Der Tag ist hell, ich schreibe dir
entdeckte ich, wie viele Eintragungen in meinen Kalendern etwas anderes erzählten. Aus den zwei bis drei Malen im Jahr wurden sehr viel häufigere Treffen. Auch in meinen Tagebüchern fand ich Eintragungen, dass ich dich gesehen oder du mich besucht hattest.
Ich glaube, die Erinnerung war deshalb so bruchstückhaft, weil ich sie mit niemandem wirklich teilen konnte.
Was mich – wiederum einige Jahre entfernt davon – an der Befragung durch Jonathan Kepler im Nachhinein verblüfft, ist die Deutlichkeit und Frische, mit der mir der allererste Anfang mit dir vor Augen trat, diese optimistische Aufbruchsstimmung meines eigenen, aber auch die deines Lebens. Es lag an ihm, Jonathan Kepler, dass ich mich vor allem an das Federleichte erinnerte, das Heitere, Lebensfrohe, das dich ausgezeichnet hat, und vieles an unserer Beziehung. Ich erzählte es ihm so, wie es mir an diesem Tag einfiel. Es war nichts daran gelogen oder falsch.
Aber es war nicht alles. Ich wusste in diesem Augenblick selbst nicht einmal mehr dieses » Alles«. Ich blätterte es erst nach und nach auf. In den Tagen und Wochen und Jahren danach. Ich fand manches in meinen Tagebüchern, die zu dieser Zeit ausführlicher waren als später dann. Anderes tauchte unvermittelt auf. Es hatte sich so vieles über all diese Jahre gelegt, manches musste ich mühsam ausgraben. Hatte ich mich an etwas erinnert, tauchte es in völlig anderer Form nach einiger Zeit wieder auf. Manches Traurige zeigte seine fröhliche Seite und umgekehrt, und nicht alles davon hätte ich einem Fremden erzählt.
6
Mata Hari macht Abitur, und der Bankier fliegt nach Kanada.
Er ruft an.
Er sei ein Augenmensch und er freue sich, sie bald wiederzusehen.
Sie sei ein bisschen verliebt.
Er freue sich, aber er sei verheiratet.
Das ändere nichts. Sie müsse an seine hellgrauen Augen denken.
Und er an ihre grünen. Es sei doch das Natürlichste von der Welt, sich Freude zu machen.
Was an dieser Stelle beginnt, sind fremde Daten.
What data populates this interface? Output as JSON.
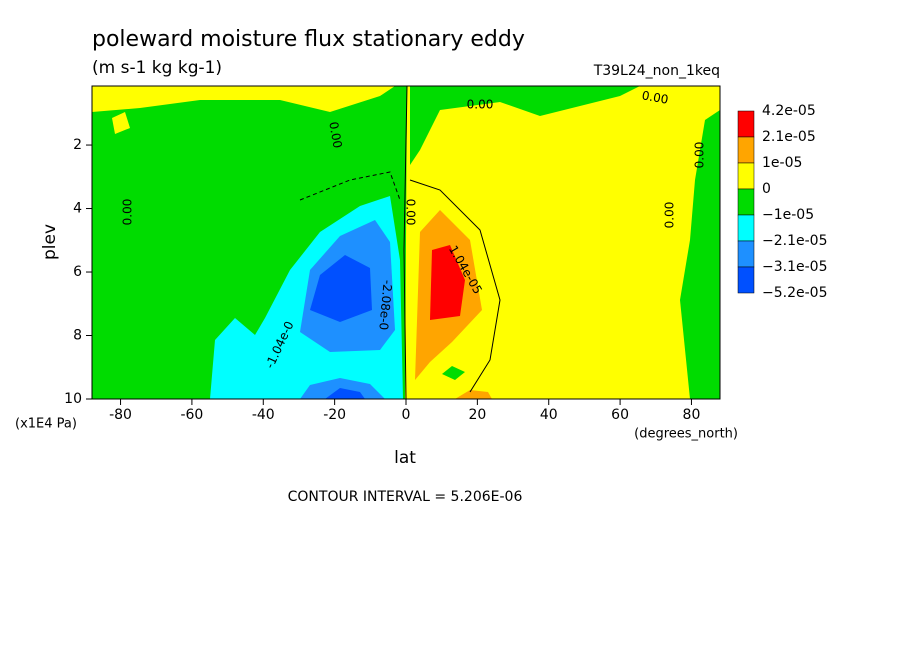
{
  "chart_data": {
    "type": "contour",
    "title": "poleward moisture flux stationary eddy",
    "subtitle": "(m s-1 kg kg-1)",
    "run_label": "T39L24_non_1keq",
    "xlabel": "lat",
    "ylabel": "plev",
    "xunit": "(degrees_north)",
    "yunit": "(x1E4 Pa)",
    "footer": "CONTOUR INTERVAL = 5.206E-06",
    "xlim": [
      -88,
      88
    ],
    "xticks": [
      -80,
      -60,
      -40,
      -20,
      0,
      20,
      40,
      60,
      80
    ],
    "ylim": [
      0.14,
      10
    ],
    "yticks": [
      2,
      4,
      6,
      8,
      10
    ],
    "colorbar": {
      "colors": [
        "#ff0000",
        "#ffa500",
        "#ffff00",
        "#00dc00",
        "#00ffff",
        "#1e90ff",
        "#0050ff"
      ],
      "levels": [
        {
          "value": 4.2e-05,
          "label": "4.2e-05"
        },
        {
          "value": 2.1e-05,
          "label": "2.1e-05"
        },
        {
          "value": 1e-05,
          "label": "1e-05"
        },
        0,
        {
          "value": -1e-05,
          "label": "−1e-05"
        },
        {
          "value": -2.1e-05,
          "label": "−2.1e-05"
        },
        {
          "value": -3.1e-05,
          "label": "−3.1e-05"
        },
        {
          "value": -5.2e-05,
          "label": "−5.2e-05"
        }
      ]
    },
    "contour_labels": [
      "0.00",
      "0.00",
      "0.00",
      "0.00",
      "0.00",
      "0.00",
      "0.00",
      "-1.04e-0",
      "-2.08e-0",
      "1.04e-05"
    ]
  }
}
Ja. So gesehen, sei sie ein regelrechtes Freudenmädchen.
Er lachte freundlich, seine Stimme umarmt sie.
Tage vergehen. Mata Hari ist aufgeladen mit unbekannten Gefühlen, schreibt ihre Abiturklausuren, eine nach der anderen, arbeitet im Restaurant der Eltern, läuft durch die Straßen der Stadt. Ich lebe aus der Vergangenheit, schreibt sie in ihr Tagebuch, aus der ich hervorgegangen bin, die Worte, die mein Mund formt, die Syntax, die mir wohlvertraut zur Verfügung steht, das Bewusstsein, das gewachsen ist. Nicht nur aus meiner eigenen Vergangenheit, sondern aus der anderer Menschen, die mich lehren, in ihren Zeilen, vom Leichten und Heiteren, vom Tiefen und Bösen, von Worten, die ausgesprochen, und von denen, die in mir darauf warten, ausgesprochen zu werden. Ich sitze vorm Spiegel, ohne zu verstehen, warum bin ich traurig? Worte, die ich neu auffüllen möchte, mit meinem Hunger nach Berührung, meinem Hunger nach unserem Gespräch, mit der Geste, den Kopf in den Nacken zu legen und zu lächeln.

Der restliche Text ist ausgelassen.